I passed it on to conservation scientist who was en route to Tanzania and who asked me if it was any good. Having finished it I didn't fancy lugging it all the way home to blighty.

Both points of (re)view are, in their way, correct; loads of graphic and largely gratuitous sex, loads of drug taking, loads of really foul language (even in Oz would you really end a question to your lawyer's secretary by calling her a see you next tuesday?), vivid portrayal of a dystopian, sexist, racist society, and quite possibly the greatest Australian book of the millenium thus far. Certainly the greatest oz book by a Greek author.

But that really isn't saying much now is it?
 
U

User169

Guest
Just finished:

London Calling by Barry Miles - a history of London counterculture since '45 taking in Julian McClaren Ross and Nina Hamnett to the YBAs. The avant-gardists Miles describes about largely manage to survive his rather dull writing.

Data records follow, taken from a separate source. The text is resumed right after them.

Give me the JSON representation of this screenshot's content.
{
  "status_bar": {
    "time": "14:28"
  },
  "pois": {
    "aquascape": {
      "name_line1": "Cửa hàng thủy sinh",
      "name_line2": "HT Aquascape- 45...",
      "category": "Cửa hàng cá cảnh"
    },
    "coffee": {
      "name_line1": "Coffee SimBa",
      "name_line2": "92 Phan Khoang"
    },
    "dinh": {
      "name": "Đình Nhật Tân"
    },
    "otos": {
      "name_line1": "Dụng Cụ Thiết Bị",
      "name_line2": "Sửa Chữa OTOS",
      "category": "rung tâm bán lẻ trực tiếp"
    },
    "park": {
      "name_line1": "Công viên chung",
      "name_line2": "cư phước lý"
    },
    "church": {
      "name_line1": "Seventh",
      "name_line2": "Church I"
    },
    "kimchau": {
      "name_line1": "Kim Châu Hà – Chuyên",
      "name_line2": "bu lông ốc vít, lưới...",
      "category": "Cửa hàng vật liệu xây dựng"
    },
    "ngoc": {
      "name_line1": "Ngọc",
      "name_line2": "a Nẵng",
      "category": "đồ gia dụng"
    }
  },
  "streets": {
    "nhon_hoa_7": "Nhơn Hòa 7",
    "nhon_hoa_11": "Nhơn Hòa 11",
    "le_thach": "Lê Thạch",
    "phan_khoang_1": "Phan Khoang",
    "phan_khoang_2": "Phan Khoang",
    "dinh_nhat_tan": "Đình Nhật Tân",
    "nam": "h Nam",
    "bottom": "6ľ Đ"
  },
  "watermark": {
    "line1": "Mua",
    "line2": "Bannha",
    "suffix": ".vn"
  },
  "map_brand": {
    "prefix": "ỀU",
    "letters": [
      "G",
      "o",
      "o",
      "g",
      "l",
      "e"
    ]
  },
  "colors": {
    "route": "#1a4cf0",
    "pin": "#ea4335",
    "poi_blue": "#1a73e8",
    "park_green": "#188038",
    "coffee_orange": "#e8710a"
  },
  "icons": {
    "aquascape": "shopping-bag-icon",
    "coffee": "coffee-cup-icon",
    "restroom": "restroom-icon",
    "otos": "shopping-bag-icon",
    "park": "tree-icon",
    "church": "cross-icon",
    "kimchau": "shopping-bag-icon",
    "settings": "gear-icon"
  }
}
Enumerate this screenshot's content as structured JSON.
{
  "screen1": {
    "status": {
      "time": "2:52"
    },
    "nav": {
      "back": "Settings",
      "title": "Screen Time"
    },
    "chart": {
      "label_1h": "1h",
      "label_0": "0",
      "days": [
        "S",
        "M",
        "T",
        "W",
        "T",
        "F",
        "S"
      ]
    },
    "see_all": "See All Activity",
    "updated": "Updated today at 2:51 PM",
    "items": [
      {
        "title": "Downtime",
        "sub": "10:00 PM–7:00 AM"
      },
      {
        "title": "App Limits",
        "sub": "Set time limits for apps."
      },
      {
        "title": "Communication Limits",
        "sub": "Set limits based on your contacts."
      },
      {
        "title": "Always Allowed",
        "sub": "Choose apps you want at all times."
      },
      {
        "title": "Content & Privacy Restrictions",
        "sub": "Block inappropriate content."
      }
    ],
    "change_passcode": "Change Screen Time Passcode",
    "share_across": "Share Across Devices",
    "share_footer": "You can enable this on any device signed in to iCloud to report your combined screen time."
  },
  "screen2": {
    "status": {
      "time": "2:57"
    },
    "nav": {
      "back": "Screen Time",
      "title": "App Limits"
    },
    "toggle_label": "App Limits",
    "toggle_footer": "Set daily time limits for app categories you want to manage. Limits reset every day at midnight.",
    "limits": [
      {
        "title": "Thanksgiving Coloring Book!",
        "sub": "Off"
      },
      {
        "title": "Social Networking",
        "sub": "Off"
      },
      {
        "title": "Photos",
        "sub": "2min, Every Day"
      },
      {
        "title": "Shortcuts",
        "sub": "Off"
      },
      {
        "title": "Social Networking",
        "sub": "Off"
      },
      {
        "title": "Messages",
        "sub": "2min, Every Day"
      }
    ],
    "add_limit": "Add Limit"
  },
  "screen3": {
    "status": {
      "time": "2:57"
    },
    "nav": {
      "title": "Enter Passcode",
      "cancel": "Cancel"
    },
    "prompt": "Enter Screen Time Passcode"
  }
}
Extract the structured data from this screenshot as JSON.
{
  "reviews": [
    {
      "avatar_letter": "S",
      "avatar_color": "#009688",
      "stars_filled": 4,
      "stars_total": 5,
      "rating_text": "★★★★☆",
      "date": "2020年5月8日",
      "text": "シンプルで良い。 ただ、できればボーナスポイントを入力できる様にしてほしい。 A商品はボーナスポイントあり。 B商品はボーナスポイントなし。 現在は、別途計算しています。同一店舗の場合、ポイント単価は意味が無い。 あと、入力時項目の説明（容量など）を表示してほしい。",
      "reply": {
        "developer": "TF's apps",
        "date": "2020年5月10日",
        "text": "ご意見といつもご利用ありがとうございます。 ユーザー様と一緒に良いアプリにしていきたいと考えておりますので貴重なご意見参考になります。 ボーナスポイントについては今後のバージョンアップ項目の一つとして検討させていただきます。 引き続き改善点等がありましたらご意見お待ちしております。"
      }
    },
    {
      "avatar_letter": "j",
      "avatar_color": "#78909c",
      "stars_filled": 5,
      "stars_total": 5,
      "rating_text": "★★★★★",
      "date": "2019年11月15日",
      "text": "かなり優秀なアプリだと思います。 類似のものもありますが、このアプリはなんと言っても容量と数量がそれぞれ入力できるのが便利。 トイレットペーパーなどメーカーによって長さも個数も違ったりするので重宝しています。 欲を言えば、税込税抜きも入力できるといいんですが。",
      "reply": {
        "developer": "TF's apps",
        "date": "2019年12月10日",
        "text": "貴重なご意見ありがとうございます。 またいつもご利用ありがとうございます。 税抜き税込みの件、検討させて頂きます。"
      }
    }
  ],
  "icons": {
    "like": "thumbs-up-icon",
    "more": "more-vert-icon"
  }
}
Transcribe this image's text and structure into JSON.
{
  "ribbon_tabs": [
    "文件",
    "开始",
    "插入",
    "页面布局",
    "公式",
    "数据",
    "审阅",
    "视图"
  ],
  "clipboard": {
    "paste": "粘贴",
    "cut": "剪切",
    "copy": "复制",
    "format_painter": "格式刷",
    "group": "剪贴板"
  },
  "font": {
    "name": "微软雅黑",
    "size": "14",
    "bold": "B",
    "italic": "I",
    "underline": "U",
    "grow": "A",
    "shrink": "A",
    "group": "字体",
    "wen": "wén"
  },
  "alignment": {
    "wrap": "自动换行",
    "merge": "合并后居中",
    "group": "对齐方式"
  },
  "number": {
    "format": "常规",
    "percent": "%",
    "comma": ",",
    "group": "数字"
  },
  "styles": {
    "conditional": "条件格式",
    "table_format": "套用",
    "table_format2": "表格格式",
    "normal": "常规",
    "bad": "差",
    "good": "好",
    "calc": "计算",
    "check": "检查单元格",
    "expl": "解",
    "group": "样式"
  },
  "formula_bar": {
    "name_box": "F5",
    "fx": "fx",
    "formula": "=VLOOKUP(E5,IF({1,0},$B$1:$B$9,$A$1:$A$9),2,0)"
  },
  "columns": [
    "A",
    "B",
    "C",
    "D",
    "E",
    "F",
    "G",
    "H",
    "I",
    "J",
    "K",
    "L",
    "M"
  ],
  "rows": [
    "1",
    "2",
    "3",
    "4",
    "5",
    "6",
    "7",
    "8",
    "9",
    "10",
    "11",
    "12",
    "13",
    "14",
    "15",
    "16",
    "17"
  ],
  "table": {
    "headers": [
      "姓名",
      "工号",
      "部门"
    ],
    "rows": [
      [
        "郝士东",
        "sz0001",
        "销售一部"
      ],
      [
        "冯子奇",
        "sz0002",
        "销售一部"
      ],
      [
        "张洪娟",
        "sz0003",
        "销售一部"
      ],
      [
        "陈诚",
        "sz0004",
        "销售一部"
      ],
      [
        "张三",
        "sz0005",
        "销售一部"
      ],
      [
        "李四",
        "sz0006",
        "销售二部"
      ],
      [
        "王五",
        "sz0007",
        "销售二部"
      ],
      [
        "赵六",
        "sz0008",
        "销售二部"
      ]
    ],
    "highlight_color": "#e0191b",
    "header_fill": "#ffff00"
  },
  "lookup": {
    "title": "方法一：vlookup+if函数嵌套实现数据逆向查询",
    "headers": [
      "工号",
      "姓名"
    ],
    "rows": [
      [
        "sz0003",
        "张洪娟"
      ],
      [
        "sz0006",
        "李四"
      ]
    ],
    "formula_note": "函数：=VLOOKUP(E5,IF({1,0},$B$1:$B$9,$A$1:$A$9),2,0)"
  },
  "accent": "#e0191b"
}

20,000 Streets under the Sky by Patrick Hamilton - three short interconnected novels set between the wars amongst the London working class. Not as good as Hangover Square, but the dialogue is painfully convincing.

Just started:

The Face of Spain by Gerald Brenan - a diary of a 3 month trip to Spain in 1949. Nicely written and an eye-opener as to the isolation of Spain at the time and the poverty suffered by large parts of the population.

The Windup Girl by Paolo Bacigalupi - trying to keep an open mind on this one, but I think it's going to be hard work.
 

bof

Senior member. Oi! Less of the senior please
Location
The world
JUst finished Nothing to Envy by Barbara Demick. A book based mainly on interviews with North Koreans who have escaped and resettled in the South.



Kim Jung-il usually comes across as a bit of a comedy character, but this book paints a picture of a mass tragedy in the early to mid 90s when NK was left adrift by the fall of communism elsewhere and its economy utterly collapsed. NK's propaganda and secretiveness meant the rest of the world knew little about it. Excellent.